WhatsApp statt Facebook

Das soziale Netzwerk spielt bei allen digitalen Themen eine zentrale Rolle – mehr als die Hälfte der Befragten finden gar, Facebook verändere die Welt. Doch nur gerade 5 Prozent der Jugendlichen in der Schweiz gaben an, Facebook sei ihre wichtigste Informationsquelle. Dominierend sei WhatsApp.

Facebook als Newsquelle

Bild: LUONG THAI LINH/EPA/KEYSTONE

Facebook hat dafür eine andere Funktion übernommen: 27% der Befragten aus Singapur, 22% aus den USA, 17% aus Brasilien und 5% aus der Schweiz geben an, Facebook sei ihre wichtigste Informationsquelle. Somit ist Facebook für diese Generation ein wichtigeres Nachrichtenmedium als News-Apps, Radio, TV oder Zeitungen.

YouTube statt Fernsehen

Im Jugendbarometer liess sich der Leserschwund von Bezahlzeitungen schon früh erkennen; nun deutet sich an, dass dem Fernsehen ein ähnliches Schicksal drohen könnte: Sogar im TV-Land USA ist das Fernsehen erstmals nicht mehr unter den Top 3 der Dinge, die angesagt sind.

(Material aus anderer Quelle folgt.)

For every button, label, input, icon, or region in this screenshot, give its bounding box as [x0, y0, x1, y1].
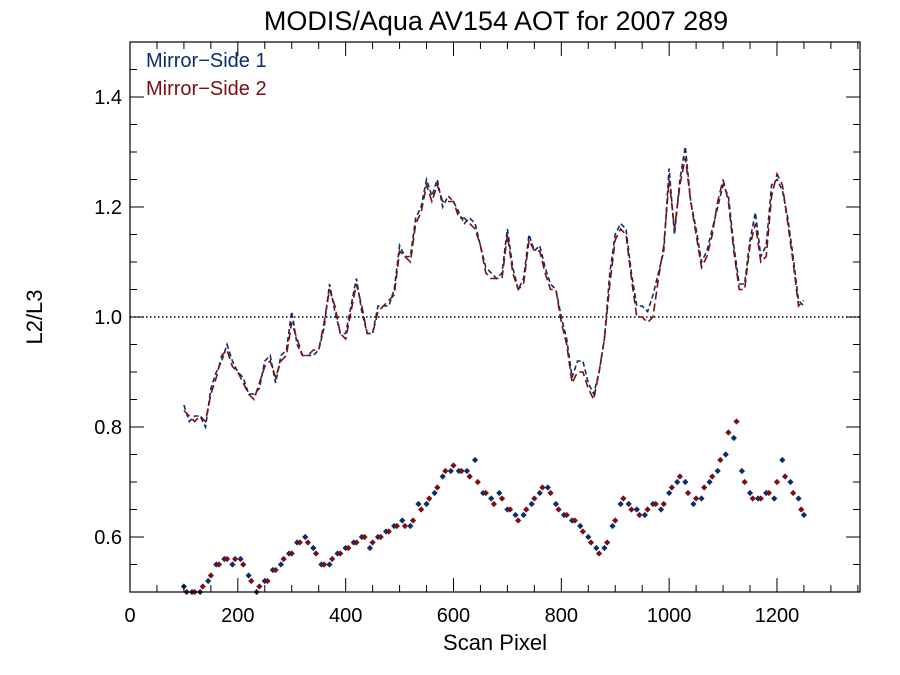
y-tick-label: 0.6 [94, 527, 122, 549]
x-tick-label: 400 [329, 605, 362, 627]
x-tick-label: 200 [221, 605, 254, 627]
chart-title: MODIS/Aqua AV154 AOT for 2007 289 [264, 6, 728, 36]
y-tick-label: 1.4 [94, 87, 122, 109]
x-tick-label: 0 [124, 605, 135, 627]
y-tick-label: 0.8 [94, 417, 122, 439]
legend-entry-mirror-side-1: Mirror−Side 1 [146, 50, 267, 72]
x-tick-label: 600 [437, 605, 470, 627]
x-tick-label: 800 [545, 605, 578, 627]
chart: MODIS/Aqua AV154 AOT for 2007 289 0 200 40… [0, 0, 900, 675]
y-axis-label: L2/L3 [22, 289, 47, 344]
legend-entry-mirror-side-2: Mirror−Side 2 [146, 78, 267, 100]
y-tick-label: 1.2 [94, 197, 122, 219]
chart-background [0, 0, 900, 675]
x-axis-label: Scan Pixel [443, 630, 547, 655]
y-tick-label: 1.0 [94, 307, 122, 329]
x-tick-label: 1200 [755, 605, 800, 627]
x-tick-label: 1000 [647, 605, 692, 627]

In der Schweiz ist die Popularität des Fernsehens innert fünf Jahren von 80% auf 62% gesunken. Parallel dazu verläuft der Aufstieg der Videoplattform YouTube, die in allen vier untersuchten Ländern als in gilt. Interessanterweise ist das Radio konstant beliebt, zumindest in der Schweiz.

Drogen, Politik und Religion sind out

Bild: EPA/EFE / MEXICAN PROSECUTOR OFFICE

Als unattraktiv in allen vier Ländern gelten Drogen und Rauchen sowie politische Parteien und Religionen. Zudem sind veraltete Internetplattformen wie Myspace und Orkut (mittlerweile nicht mehr in Betrieb) bei den Jugendlichen unbeliebt.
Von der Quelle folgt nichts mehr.